Lisa Ragan, a mother in Massachusetts, expressed shock at what it takes to be imprisoned in California. Last year she went to San Francisco to visit her son Collin, who at 32 is addicted to meth. When she tried to get him to go to rehab, he barricaded himself in a hotel room until the police arrived.
“I begged the officers—he was telling me he was God and he could walk through walls and all this stuff—and I said, I need to [involuntarily commit] him … And they said, ‘Well, we don’t really do that in the way that you think.’ And I said: ‘Well, he’s going to do something again if you let him out. He’s not well.’”

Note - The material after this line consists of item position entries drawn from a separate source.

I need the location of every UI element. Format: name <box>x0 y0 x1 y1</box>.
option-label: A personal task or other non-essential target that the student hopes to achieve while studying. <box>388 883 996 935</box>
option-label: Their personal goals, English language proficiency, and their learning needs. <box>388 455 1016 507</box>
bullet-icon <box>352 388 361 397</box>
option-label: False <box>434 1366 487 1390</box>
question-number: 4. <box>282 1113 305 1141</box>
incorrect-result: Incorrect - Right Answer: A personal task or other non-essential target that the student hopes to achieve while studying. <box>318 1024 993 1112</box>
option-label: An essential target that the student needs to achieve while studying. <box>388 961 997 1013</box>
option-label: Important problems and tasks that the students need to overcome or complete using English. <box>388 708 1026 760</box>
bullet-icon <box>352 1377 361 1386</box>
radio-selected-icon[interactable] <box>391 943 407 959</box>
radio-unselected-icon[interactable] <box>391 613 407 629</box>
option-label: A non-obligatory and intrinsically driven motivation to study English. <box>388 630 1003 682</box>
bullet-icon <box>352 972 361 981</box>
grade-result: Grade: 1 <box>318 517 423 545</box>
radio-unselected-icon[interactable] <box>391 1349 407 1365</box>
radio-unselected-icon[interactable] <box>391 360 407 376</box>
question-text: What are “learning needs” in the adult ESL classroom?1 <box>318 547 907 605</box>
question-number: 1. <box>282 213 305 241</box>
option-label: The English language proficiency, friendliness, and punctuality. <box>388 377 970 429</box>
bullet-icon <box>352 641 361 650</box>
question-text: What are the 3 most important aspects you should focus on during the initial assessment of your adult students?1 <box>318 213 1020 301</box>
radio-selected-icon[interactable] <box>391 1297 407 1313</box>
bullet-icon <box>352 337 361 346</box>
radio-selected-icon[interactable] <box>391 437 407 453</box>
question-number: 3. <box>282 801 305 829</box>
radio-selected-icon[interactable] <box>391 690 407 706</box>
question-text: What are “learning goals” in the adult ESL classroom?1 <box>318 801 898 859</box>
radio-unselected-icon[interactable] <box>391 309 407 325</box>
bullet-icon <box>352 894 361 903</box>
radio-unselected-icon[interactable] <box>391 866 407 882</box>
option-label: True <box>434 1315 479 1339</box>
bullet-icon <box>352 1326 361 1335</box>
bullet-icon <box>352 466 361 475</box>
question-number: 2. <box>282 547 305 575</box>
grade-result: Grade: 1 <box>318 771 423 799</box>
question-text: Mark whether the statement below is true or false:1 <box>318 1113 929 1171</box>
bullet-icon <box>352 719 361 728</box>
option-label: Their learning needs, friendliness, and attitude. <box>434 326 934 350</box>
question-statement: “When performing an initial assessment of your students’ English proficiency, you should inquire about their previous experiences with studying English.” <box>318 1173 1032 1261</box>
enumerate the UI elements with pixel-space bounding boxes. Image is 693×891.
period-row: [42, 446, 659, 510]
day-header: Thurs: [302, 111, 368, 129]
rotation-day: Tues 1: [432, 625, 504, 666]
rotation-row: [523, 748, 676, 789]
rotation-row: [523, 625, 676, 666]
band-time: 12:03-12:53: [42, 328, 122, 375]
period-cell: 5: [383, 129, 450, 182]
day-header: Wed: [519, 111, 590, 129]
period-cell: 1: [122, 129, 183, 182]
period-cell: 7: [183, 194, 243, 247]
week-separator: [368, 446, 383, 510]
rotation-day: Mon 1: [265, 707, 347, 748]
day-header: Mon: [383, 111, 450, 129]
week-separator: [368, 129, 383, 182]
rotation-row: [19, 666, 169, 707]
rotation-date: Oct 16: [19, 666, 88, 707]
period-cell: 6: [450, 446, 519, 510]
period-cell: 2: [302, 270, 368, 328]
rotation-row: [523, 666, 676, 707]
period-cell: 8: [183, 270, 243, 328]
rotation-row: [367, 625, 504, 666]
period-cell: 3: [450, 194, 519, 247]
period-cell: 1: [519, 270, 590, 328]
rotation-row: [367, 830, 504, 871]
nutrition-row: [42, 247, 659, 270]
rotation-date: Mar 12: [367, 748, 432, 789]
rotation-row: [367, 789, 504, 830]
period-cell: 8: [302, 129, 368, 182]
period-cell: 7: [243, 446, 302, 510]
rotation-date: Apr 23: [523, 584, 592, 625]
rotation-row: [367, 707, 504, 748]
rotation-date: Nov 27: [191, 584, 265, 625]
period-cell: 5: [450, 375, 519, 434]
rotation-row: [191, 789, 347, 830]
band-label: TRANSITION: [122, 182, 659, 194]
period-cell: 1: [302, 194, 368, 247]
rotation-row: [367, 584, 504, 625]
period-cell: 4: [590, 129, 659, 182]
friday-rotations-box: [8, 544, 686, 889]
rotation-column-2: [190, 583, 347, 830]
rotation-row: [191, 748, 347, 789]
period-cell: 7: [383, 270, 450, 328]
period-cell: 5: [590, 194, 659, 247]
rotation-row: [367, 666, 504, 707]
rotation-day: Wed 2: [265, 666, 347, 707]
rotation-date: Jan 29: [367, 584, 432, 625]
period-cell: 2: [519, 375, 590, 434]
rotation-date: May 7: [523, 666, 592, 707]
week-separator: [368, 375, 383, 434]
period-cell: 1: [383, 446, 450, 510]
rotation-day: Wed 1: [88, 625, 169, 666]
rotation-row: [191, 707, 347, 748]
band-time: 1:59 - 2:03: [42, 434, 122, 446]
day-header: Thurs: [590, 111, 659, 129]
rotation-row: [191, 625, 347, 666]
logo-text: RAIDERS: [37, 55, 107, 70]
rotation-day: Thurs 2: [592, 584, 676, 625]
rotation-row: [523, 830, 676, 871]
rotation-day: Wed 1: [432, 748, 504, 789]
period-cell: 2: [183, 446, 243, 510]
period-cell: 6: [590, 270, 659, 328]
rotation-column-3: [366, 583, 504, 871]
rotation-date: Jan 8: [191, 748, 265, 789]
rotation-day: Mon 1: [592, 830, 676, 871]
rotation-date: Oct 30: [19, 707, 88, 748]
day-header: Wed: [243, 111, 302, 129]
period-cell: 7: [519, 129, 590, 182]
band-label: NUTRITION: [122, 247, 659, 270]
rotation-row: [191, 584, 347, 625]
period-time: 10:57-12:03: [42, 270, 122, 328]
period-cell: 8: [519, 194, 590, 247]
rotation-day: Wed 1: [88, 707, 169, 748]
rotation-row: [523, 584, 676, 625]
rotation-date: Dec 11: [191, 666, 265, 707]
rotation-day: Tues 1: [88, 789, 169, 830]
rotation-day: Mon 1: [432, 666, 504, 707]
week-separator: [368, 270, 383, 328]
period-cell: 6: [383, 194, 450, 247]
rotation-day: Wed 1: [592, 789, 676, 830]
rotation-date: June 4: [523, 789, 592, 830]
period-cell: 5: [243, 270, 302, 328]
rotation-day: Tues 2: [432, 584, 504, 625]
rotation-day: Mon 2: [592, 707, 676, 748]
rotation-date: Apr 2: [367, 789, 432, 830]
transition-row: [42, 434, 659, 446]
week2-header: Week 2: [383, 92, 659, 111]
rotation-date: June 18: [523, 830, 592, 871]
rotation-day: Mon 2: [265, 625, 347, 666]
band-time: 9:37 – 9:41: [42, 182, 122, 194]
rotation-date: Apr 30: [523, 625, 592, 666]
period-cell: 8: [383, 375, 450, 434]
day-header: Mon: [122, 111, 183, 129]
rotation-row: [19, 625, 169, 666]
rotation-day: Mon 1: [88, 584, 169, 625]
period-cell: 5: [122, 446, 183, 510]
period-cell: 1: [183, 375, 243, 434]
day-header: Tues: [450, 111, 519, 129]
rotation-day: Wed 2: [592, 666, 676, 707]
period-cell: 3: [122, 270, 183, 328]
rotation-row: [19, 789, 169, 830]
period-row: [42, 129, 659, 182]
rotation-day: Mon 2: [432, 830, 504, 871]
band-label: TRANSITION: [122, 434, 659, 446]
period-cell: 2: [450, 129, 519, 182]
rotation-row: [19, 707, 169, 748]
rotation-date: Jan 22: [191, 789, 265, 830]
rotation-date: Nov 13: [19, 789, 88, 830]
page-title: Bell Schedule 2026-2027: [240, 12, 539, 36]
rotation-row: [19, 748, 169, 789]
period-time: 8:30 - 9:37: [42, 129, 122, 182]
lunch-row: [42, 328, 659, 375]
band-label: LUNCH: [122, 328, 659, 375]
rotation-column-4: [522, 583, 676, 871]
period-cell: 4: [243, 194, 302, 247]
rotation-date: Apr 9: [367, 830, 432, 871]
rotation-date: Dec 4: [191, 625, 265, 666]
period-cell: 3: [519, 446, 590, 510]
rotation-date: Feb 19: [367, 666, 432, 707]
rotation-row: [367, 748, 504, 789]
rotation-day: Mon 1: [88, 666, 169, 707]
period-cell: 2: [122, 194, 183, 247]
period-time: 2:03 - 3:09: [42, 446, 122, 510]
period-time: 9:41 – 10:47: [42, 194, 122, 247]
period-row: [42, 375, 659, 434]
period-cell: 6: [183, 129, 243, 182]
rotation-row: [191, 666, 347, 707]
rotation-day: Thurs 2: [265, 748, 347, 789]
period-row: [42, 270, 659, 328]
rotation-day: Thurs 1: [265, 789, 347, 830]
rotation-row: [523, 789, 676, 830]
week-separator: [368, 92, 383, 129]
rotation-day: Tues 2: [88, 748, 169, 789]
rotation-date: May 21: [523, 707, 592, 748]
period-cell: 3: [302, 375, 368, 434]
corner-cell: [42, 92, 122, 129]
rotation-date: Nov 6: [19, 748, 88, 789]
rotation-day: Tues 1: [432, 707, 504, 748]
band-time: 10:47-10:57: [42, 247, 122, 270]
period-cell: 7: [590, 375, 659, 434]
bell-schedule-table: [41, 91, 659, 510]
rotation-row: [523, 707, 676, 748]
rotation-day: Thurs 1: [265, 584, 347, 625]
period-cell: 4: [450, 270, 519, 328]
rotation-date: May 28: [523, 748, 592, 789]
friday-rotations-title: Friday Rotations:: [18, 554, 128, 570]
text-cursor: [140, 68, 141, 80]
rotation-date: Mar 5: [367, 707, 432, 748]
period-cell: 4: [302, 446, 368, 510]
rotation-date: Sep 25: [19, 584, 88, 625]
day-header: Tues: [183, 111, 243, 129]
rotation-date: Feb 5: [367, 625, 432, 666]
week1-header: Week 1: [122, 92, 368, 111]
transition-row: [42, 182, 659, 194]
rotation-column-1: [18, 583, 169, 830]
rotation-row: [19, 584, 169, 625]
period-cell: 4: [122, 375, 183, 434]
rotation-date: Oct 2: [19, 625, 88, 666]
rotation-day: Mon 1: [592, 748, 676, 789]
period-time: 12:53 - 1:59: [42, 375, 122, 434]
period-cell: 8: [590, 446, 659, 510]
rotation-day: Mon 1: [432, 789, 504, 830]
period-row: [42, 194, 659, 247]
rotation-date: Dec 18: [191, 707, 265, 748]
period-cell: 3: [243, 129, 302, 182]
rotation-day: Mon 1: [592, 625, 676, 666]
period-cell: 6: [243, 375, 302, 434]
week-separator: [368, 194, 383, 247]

Even though her son had meth on him, the police released him. The next day, he broke into a church in Marin, put on a clerical robe—“because he thinks he’s God and everything”—wandered outside, and fell asleep under a bush. He was arrested and sent to a halfway house in San Francisco, which he simply walked out of. According to his mother, nobody at the halfway house even contacted the police or his public defender to tell them he had gone missing. Her son then bought meth, rented a car, and drove to Arizona, before flying back and checking himself back into the halfway house. The halfway house then told the judge he had successfully completed the program. Since then he’s been arrested six more times within a single year, including for a DUI with meth on him and for threatening to kill his landlord. He’s currently holed up in a house in Sonoma County, smoking meth, with a bench warrant out for skipping court.
This is the situation in California today, and it’s what Adam’s family was up against in their desperate efforts to save his life. Rashid is not wrong that the medical system in San Francisco failed his son. But the failure was not one of a few individuals making bad choices. The medical professionals who saw Adam that day did exactly what was expected of them, given the paucity of tools at their disposal. The failure was systemic: California simply lacks the social infrastructure to do anything more than watch helplessly as the problems of addiction, homelessness, and untreated mental illness inundate cities and suburbs and destroy the lives of thousands of addicts and their families. And it seems that everyone involved in the system, from EMTs to psych nurses to ER doctors, knows this to be the case.
“I don’t know if I have a solution,” said Emily Econie, “but I definitely don’t feel like I’m part of it.”